Personal information
- Full name: James Gilmour Thompson
- Nicknames: "Jimmy", "Mr. Swimming"
- National team: Canada
- Born: January 20, 1906 Dundee, Scotland
- Died: January 26, 1966 (aged 60)

Sport
- Sport: Swimming
- Strokes: Freestyle
- Club: Toronto West End YMCA

Medal record
Men's swimming
Representing Canada
Olympic Games
| Bronze medal – third place | 1928 Amsterdam | 4×200 m freestyle |
British Empire Games
| Gold medal – first place | 1930 Hamilton | 4×200 yd freestyle |

= James Thompson (swimmer) =

Canadian swimmer

James Gilmour Thompson (January 20, 1906 – January 26, 1966) was a Scottish-born Canadian freestyle swimmer who won a bronze medal in the 4×200-metre freestyle relay at the 1928 Summer Olympics in Amsterdam; he also competed in the 400-metre and 1500-metre freestyle events, but failed to reach the finals. Two years later he won a gold medal in the 4×200-yard freestyle relay at the 1930 British Empire Games.

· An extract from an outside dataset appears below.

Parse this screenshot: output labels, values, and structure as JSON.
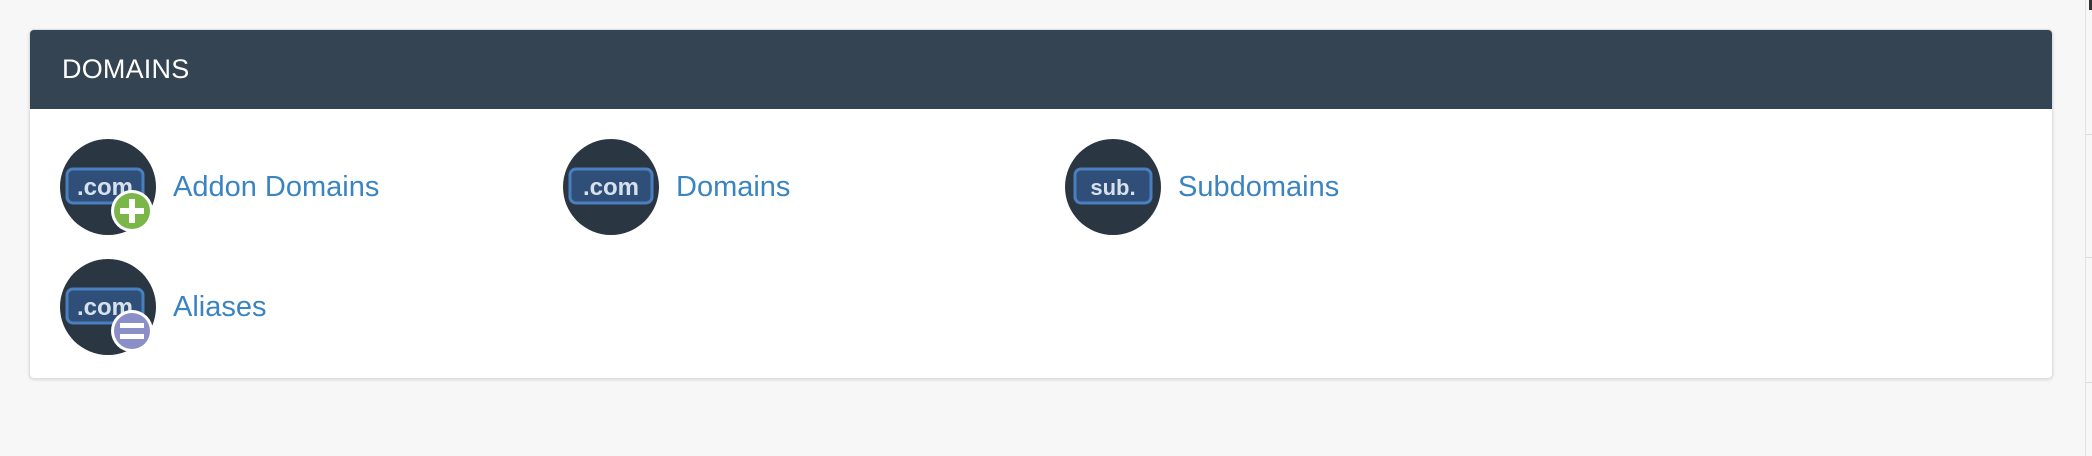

Thompson was born in Scotland and in the early 1920s moved to Canada, where he started training in swimming at the Toronto YMCA club. In 1928 the Canadian Olympic Committee selected him for the Olympics as a fourth team member, but could sponsor only three swimmers. Thompson, a machinist by profession, had modest incomes and had to seek sponsors to attend the Games. Later he initiated a government-sponsored swimming program for poor, and between 1932 and 1966 worked as the head coach of the Hamilton Aquatic Club. He was named Hamilton's Citizen of the Year in 1959, Canada's Swimming Coach of the Year in 1964, and was inducted into the Hamilton Sports and Ontario Aquatic Halls of Fame. Hamilton's Jimmy Thompson Memorial Swimming Pool carried his name. He died of cancer in 1966.

His daughter Patty also became Olympic swimmer in Tokyo in 1964. His son Robert competed at 1972 and 1984 Olympic Games in water polo.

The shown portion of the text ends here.